Orignially posted: http://www.theatlanticwire.com/features/view/feature/Amateur-Superhero-The-Viper-Protects-Tennessee-Town-1565/
By Max Fisher
Tennessee’s unemployed–10.3 percent of the workforce–are coming up with new and clever ways to fill their days. One man in the small town of Columbia who is almost certainly jobless has even become a superhero. Dubbing himself The Viper and donning a green suit and mask, he has so far only succeeded in annoying the local police, who say he violates an ordinance against wearing masks in public places.

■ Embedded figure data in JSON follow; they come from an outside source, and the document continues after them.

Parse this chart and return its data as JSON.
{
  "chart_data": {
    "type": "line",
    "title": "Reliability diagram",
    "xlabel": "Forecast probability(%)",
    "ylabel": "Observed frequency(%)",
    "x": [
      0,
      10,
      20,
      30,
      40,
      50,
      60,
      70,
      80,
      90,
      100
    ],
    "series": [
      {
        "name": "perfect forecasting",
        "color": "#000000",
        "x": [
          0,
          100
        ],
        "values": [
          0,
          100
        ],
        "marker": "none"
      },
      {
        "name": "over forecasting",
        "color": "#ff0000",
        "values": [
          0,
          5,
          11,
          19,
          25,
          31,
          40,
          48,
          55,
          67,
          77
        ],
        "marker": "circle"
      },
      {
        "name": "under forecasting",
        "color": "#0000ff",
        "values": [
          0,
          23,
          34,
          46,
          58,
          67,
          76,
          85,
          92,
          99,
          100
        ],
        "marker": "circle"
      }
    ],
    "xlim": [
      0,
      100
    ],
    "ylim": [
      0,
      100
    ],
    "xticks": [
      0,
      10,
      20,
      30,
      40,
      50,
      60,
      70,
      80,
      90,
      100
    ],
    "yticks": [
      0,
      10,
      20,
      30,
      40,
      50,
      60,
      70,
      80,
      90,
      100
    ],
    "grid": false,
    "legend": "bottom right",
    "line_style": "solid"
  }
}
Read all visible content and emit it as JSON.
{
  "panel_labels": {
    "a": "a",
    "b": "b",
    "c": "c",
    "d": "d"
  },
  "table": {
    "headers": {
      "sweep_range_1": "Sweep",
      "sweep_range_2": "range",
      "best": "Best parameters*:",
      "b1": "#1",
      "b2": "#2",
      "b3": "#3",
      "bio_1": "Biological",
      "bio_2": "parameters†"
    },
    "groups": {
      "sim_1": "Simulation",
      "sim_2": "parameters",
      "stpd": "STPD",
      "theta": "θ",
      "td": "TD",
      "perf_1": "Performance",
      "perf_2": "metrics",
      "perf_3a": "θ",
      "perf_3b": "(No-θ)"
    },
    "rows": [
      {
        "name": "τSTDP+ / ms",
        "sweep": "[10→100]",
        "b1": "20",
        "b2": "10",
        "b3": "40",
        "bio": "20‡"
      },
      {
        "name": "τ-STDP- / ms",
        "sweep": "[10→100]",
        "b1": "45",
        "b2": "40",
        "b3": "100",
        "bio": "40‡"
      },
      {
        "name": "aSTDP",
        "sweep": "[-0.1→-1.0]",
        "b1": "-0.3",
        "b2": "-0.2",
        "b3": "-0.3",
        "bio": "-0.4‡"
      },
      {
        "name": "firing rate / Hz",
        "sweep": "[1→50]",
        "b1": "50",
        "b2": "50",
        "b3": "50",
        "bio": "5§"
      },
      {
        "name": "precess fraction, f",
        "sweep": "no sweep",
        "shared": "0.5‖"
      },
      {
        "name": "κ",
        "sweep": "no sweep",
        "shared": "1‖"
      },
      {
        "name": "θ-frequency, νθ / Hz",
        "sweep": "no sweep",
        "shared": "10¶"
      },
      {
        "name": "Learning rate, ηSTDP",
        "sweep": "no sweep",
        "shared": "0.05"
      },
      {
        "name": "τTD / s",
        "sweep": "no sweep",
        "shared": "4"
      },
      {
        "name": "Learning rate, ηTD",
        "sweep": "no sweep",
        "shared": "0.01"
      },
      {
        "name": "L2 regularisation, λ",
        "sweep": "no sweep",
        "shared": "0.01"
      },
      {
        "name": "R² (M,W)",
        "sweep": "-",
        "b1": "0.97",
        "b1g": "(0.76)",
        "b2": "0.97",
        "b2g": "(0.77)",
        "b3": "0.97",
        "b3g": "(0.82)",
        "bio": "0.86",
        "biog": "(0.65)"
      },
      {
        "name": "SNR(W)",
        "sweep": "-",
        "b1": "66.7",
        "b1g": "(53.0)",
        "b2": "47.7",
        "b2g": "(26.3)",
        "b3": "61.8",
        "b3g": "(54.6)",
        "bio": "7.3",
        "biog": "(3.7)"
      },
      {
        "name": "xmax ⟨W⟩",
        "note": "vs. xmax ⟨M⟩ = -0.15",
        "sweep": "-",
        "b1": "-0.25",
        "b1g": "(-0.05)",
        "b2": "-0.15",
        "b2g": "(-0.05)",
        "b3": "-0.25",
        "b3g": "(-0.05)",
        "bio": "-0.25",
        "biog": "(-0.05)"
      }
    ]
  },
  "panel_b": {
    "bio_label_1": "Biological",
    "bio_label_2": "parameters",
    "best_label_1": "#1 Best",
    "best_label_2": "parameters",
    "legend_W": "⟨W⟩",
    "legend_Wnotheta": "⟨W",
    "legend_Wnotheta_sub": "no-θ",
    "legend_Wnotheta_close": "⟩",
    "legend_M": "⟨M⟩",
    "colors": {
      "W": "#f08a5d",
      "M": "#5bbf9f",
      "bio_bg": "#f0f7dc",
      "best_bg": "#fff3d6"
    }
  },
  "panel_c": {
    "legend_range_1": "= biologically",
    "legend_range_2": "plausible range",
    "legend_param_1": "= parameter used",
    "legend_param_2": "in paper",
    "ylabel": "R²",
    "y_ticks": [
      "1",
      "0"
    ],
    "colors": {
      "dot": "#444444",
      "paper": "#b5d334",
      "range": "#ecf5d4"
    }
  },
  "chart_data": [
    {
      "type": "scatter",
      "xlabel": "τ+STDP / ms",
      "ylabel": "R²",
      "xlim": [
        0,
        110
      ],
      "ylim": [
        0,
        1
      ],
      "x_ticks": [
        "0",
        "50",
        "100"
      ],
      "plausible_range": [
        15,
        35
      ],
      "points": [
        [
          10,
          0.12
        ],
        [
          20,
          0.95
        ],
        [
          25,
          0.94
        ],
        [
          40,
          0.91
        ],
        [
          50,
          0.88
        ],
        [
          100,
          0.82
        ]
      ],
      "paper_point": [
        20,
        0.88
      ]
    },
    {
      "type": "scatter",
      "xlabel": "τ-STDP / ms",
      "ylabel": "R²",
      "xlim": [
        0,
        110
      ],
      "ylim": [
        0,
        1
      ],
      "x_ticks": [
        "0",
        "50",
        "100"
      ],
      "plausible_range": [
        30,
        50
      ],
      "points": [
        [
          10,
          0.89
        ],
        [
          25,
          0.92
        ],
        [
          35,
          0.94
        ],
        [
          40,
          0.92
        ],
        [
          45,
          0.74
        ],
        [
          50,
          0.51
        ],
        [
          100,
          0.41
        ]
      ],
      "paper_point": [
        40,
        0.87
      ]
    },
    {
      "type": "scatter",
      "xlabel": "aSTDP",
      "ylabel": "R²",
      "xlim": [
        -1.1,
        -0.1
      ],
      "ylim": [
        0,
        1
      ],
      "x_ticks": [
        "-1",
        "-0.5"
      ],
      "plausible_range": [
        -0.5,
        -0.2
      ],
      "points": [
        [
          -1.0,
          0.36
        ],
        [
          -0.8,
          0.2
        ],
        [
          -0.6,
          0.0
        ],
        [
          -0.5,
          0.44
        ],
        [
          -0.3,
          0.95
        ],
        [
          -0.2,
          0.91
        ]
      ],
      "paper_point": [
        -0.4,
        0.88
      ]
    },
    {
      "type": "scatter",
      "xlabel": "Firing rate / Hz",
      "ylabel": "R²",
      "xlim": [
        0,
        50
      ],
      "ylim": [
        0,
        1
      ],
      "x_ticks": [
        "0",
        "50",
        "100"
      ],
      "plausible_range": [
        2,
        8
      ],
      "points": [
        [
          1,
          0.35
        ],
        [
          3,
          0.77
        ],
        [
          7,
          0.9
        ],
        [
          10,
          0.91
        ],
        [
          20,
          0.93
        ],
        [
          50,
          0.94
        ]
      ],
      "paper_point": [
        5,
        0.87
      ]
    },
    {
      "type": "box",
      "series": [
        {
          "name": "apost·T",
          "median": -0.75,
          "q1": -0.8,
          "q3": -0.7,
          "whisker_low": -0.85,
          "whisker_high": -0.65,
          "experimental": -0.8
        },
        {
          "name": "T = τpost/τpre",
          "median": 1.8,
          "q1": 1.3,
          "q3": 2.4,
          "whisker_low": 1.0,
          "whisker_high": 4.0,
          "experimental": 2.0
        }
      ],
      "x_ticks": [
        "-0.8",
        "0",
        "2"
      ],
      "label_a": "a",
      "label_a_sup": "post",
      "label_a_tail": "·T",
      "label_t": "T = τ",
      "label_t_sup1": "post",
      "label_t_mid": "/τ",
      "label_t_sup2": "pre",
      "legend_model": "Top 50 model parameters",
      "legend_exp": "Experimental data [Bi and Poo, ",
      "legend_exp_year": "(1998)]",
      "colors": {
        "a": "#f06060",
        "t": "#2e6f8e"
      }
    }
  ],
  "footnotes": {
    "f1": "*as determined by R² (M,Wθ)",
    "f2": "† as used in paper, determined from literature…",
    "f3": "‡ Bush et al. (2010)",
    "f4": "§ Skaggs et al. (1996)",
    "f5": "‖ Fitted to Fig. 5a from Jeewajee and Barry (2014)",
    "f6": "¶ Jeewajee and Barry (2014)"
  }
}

The Viper has plenty of crime to fight. Columbia’s violent crime rate in 2008 was 1,235 incidents per 100,000 residents, less than nearby Nashville and Memphis but still high for a town of Columbia’s size. So even Columbia’s skeptical residents are willing to embrace the hope of a new, Viper-led era of peace. Columbia bike shop owner A.C. Howell told the local NBC affiliate, “I don’t know. He needs something to do. Probably needs a job.” But Howell added, “I hope he’s looking out for my benefit. I hope he’s guarding my store.”
Who is the caped crusader? Skyler Swisher of the Columbia Daily Herald secured a phone interview with the Viper, who one assumes was calling from his Viper Cave 100 feet beneath the Earth. Or maybe from his dorm room.

By day, he’s a mild-mannered college student studying chemistry. But at night, he becomes the Viper, a superhero looking to stamp out crime in Columbia.
Christian Tyler Hardee, 20, caught the attention of Columbia police officers when they spotted him wearing a mask and green-and-black tights about 12:30 a.m. Wednesday near the Bicycle Shop on the Square.
… Hardee, a self-professed comic book nerd, said he knows he’s just a regular college student without super-human powers, and his behavior might be viewed as strange by some. But for Hardee, dressing as a superhero is a way to inspire the community to stand against wrongdoing and perform acts of charity.
“I am just a guy trying to do what is right, in tights,” he said.